Quel rôle pour nos régions ?

Quel rôle pour nos régions ? - Réforme territoriale

Le débat sur la place des régions s’est amplifié au cours de ces derniers mois. Collectivités jeunes, elles font beaucoup parler. Pour les uns, elles sont la voie vers un fédéralisme inéluctable de plus en plus fort ; pour les autres, elles sont source de craintes plus ou moins justifiées, du retour des baronnies, de la fin de l’égalité territoriale creuset de notre République.

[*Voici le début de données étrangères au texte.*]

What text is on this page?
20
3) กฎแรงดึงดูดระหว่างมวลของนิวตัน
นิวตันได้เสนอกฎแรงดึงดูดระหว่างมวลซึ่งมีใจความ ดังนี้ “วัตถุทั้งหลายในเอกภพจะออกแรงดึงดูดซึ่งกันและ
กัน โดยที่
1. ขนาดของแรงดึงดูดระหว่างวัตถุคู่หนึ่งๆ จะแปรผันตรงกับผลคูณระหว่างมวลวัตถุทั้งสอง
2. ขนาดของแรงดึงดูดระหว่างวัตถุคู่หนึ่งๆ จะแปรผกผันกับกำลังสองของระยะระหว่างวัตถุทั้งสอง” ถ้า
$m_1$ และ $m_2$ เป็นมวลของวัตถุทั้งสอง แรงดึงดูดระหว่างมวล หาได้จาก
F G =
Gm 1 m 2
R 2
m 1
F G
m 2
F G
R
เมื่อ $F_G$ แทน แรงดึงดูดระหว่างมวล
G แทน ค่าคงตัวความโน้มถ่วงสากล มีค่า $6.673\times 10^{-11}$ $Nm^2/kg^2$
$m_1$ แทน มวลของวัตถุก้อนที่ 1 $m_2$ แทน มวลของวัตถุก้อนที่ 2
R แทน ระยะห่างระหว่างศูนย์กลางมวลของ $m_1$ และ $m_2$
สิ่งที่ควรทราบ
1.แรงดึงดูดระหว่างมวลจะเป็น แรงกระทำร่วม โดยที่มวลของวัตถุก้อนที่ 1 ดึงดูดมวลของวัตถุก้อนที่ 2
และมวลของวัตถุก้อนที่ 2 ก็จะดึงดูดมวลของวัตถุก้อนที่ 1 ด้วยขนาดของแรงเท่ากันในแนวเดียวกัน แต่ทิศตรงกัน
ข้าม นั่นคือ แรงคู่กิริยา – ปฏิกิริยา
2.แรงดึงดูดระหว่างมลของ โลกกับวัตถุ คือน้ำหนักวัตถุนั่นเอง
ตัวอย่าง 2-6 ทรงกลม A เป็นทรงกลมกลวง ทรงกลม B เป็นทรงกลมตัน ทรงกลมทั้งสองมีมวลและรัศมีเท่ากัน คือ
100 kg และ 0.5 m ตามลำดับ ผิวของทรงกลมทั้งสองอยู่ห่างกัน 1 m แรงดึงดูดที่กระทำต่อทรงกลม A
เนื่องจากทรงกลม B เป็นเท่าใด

Les débats d’aujourd’hui nous invitent à repenser, à penser le rôle de cette collectivité territoriale pour consolider ce maillon devenu indispensable dans l’organisation de notre pays. Les régions font peur, mal connues, ressenties comme éloignées des concitoyennes et des concitoyens. C’est bien souvent sur ce constat que s’appuient les réflexions des tenants du fédéralisme sans jamais s’interroger sur les moyens pour renforcer le contrôle démocratique et l’exercice du mandat régional.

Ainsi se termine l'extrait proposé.